Catholics around the world are still waiting for a new Pope, as cardinals signalled at 7.41pm that they had failed on their first attempt to find a leader for the Church.
Voting papers from the first vote yesterday were burned to produce a plume of black smoke from the Sistine Chapel chimney.
“It’s black, it’s black, it’s waaay black!” yelled Eliza Nagle, a 21-year-old Notre Dame theology major on an exchange programme in Rome, as the smoke poured from the 6ft copper chimney.
“They definitely got the colour right this time,” said Father Andrew Gawrych, an American priest based in Rome, referring to the confusion over the smoke during the 2005 conclave that elected Pope Benedict XVI.
That was thanks to special smoke flares – akin to those used in football matches or protests – lit in the chapel ovens to make the burned ballots black, the sign that cardinals must come back today for another day of voting.
Yesterday’s drama unfolded against the backdrop of the turmoil unleashed by Benedict’s surprise resignation and the exposure of deep divisions among cardinals grappling with whether they need a manager to clean up the Vatican’s dysfunctional bureaucracy, or a pastor who can inspire Catholics at a time of waning faith and growing secularism.
Surrounded by Michelangelo’s imposing frescoes portraying the beginning and the end of the world, cardinals locked themselves in the Sistine Chapel following a final appeal for unity by their dean and set about the business of electing the 266th Pope.
The cardinals each writes his choice on a piece of paper, then folds and tips it into an urn, to be counted by hand by three “scrutineers” who read out the results, one by one.
With no cardinal winning the required 77 votes on the first ballot, the cardinals returned to the Vatican hotel for a simple dinner of pasta with tomato sauce, soup and vegetables before another day of voting today.
The leading contenders for Pope have fallen into two camps, with Italian cardinal Angelo Scola, the archbishop of Milan, seen as favoured by those hoping to shake up the powerful Vatican bureaucracy, and Brazilian cardinal Odilo Scherer, favoured by Vatican-based insiders who have defended the status quo.
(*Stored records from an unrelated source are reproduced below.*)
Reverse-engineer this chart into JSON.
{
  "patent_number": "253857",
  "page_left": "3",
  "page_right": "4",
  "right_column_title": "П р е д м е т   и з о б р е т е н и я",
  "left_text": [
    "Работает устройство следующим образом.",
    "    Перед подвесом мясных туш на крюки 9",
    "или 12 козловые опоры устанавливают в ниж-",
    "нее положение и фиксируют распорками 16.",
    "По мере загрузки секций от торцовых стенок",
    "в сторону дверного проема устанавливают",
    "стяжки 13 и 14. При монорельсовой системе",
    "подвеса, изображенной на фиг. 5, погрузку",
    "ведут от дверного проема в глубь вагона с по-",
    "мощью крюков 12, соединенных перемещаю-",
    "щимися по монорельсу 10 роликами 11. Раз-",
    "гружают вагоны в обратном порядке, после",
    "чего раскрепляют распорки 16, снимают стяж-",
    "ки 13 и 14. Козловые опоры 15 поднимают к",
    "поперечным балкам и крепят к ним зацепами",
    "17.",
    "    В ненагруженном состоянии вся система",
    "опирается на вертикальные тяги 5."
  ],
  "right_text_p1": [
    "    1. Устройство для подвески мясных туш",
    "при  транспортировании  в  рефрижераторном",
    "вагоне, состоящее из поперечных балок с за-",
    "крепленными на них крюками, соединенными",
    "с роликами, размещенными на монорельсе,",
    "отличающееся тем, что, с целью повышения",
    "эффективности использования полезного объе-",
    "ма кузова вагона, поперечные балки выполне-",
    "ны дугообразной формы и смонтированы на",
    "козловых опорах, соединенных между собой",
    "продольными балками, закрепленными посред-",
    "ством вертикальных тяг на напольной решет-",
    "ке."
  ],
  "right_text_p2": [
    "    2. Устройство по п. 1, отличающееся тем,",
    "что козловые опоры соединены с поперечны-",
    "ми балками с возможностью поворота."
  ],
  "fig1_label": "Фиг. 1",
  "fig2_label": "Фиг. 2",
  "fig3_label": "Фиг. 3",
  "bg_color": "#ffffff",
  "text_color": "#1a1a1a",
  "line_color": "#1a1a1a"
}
Other names include Canadian cardinal Marc Ouellet, who heads the Vatican’s powerful office for bishops and US cardinals Timothy Dolan, the exuberant archbishop of New York, and Sean O’Malley, the archbishop of Boston.
For more than a week, the cardinals have met privately to try to work out who among them has the qualities to be Pope and what his priorities should be.
But they ended the debate with questions still unanswered and many cardinals predicting a drawn-out election that will further expose the church’s divisions. The conclave proceeds in silence, with no formal debate, behind closed doors.
Outside, the faithful gathered to await the outcome, with groups of nuns singing and playing the guitar, cheering the cardinals on.
“I don’t expect any quick fixes. There will always be problems,” said Sister Manaoag, from the Philippines.
“We have to not get stuck with seeing things like factions and problems, but see beyond that. What does God want? This is something we sometimes forget.”
But the mood was not entirely sombre. A group of women who say they are priests launched pink smoke from a balcony overlooking the square to demand female ordination.
Two topless activists from Femen, a Ukrainian feminist group, which has previously protested at the Vatican’s opposition to gay marriage, were dragged away by police.
And in a bizarre twist, US basketball star Dennis Rodman promised to be in St Peter’s Square today in a makeshift “popemobile” as he campaigns for Cardinal Peter Turkson of Ghana to become the first black pope.